In his book "A Child's Garden of Verses", published in 1885, English poet Stevenson has a poem about children in Foreign Lands entitled "Foreign Children".

The first verse goes:

"Little Indian, Sioux or Crow,
Little frosty Eskimo,
Little Turk or Japanee,
O don't you wish that you were me?"

That is blatant ridicule of other races beside English!
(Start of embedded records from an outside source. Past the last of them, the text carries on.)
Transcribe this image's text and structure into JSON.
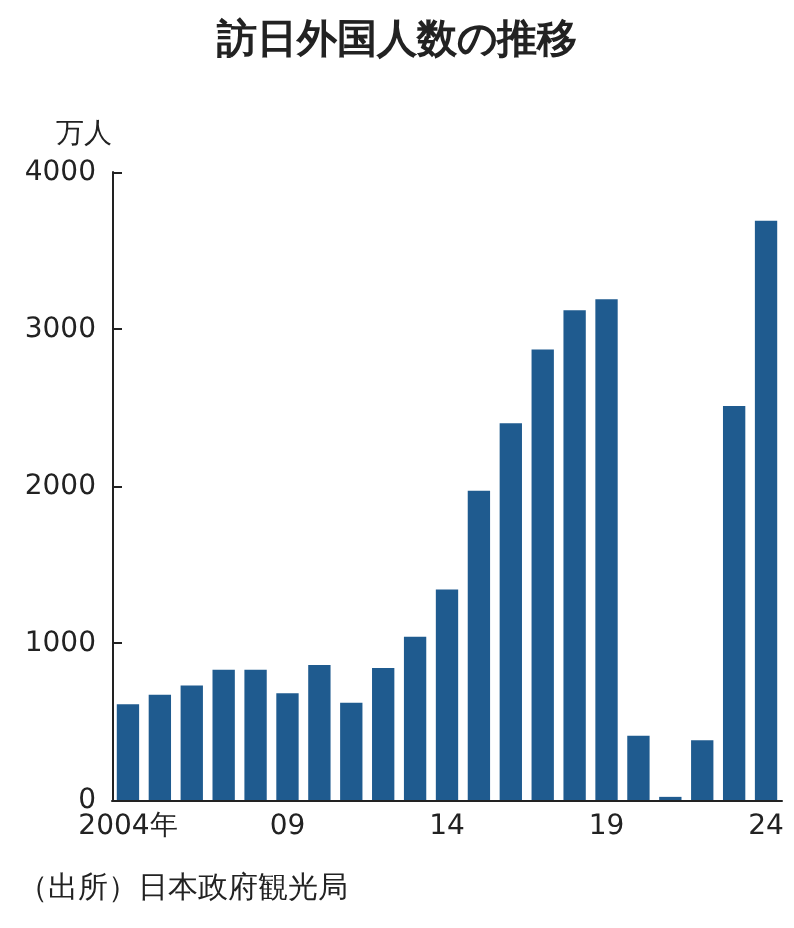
{
  "chart_data": {
    "type": "bar",
    "title": "訪日外国人数の推移",
    "ylabel": "万人",
    "categories": [
      "2004年",
      null,
      null,
      null,
      null,
      "09",
      null,
      null,
      null,
      null,
      "14",
      null,
      null,
      null,
      null,
      "19",
      null,
      null,
      null,
      null,
      "24"
    ],
    "values": [
      610,
      670,
      730,
      830,
      830,
      680,
      860,
      620,
      840,
      1040,
      1340,
      1970,
      2400,
      2870,
      3120,
      3190,
      410,
      20,
      380,
      2510,
      3690
    ],
    "color": "#1f5b8f",
    "ylim": [
      0,
      4000
    ],
    "yticks": [
      0,
      1000,
      2000,
      3000,
      4000
    ],
    "grid": false,
    "annotations": [
      "（出所）日本政府観光局"
    ]
  }
}
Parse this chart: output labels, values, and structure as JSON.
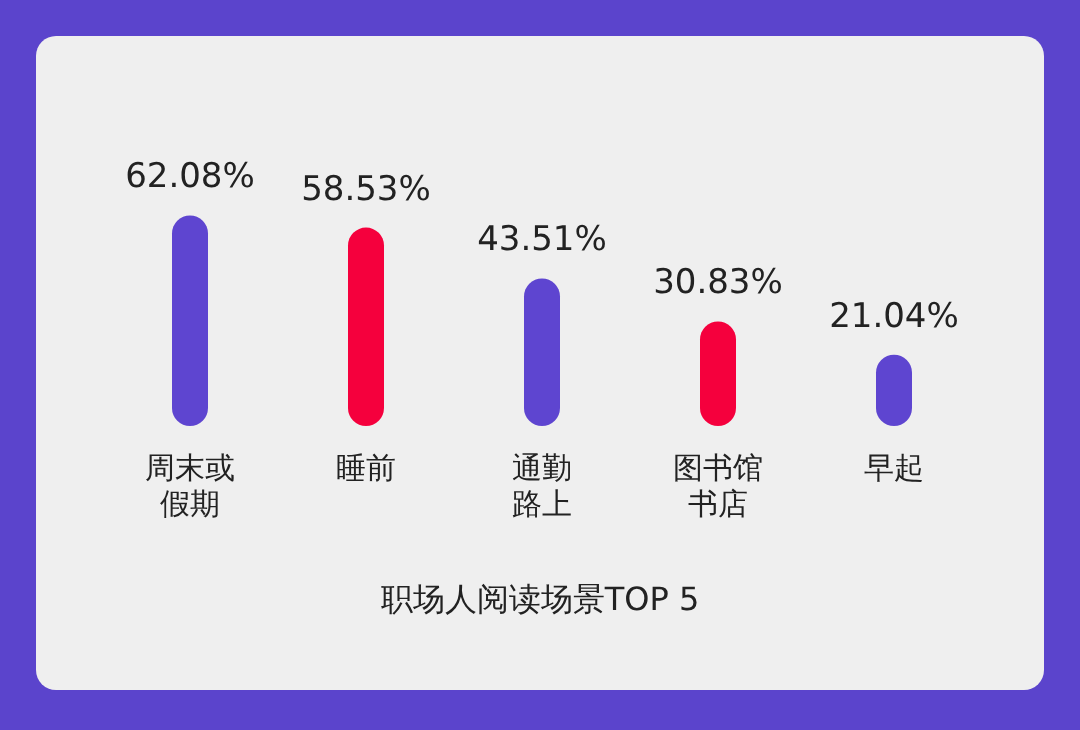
{
  "chart_data": {
    "type": "bar",
    "title": "职场人阅读场景TOP 5",
    "categories": [
      "周末或假期",
      "睡前",
      "通勤路上",
      "图书馆书店",
      "早起"
    ],
    "values": [
      62.08,
      58.53,
      43.51,
      30.83,
      21.04
    ],
    "colors": [
      "#5e45d0",
      "#f5003d",
      "#5e45d0",
      "#f5003d",
      "#5e45d0"
    ],
    "value_labels": [
      "62.08%",
      "58.53%",
      "43.51%",
      "30.83%",
      "21.04%"
    ],
    "grid": false,
    "legend": false
  }
}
I like his other poems, though..especially "My Bed Is A Boat"!

HiDesertHal


----------



## RubyK (Jul 1, 2017)

In 1885 it was probably acceptable to be a racist. Don't know much about RLS, but he may never have met an Indian, Eskimo, Turk or Japanese. So how could he know anything about them?


----------



## Laurie (Jul 1, 2017)

Of course he was a racist by today's standards, just like Killing, Rider Haggard and Fleming in his treatment of Quarrel.  Even the gentle Georgette Heyer writes about Sambo, the blackamoor page, but they were people of their time.

Very few people of my generation never referred to "queers" or "poofters", or in the US "faggots" in the playgrounds of the 40s and 50s.

We are all people of our times.


----------



## Warrigal (Jul 1, 2017)

I agree with Laurie and call people's attention to Daniel Dafoe's _Robinson Crusoe. _His belief in the superiority of the British people hits you between the eyes from the first chapter. I have to confess I put the book down in disgust and don't know whether his attitude changed as the plot developed.


----------



## Camper6 (Jul 1, 2017)

.......duplicate


----------



## Camper6 (Jul 1, 2017)

If it wasn't for people like the British and their superiority, Canada would be ruled by France.  

You see in those days, conquerors were heroes. Warriors were heroes.  Now they are looked down on.

But the very land you are sitting on and own was made possible by those type of people.

Racist? Definitely.


----------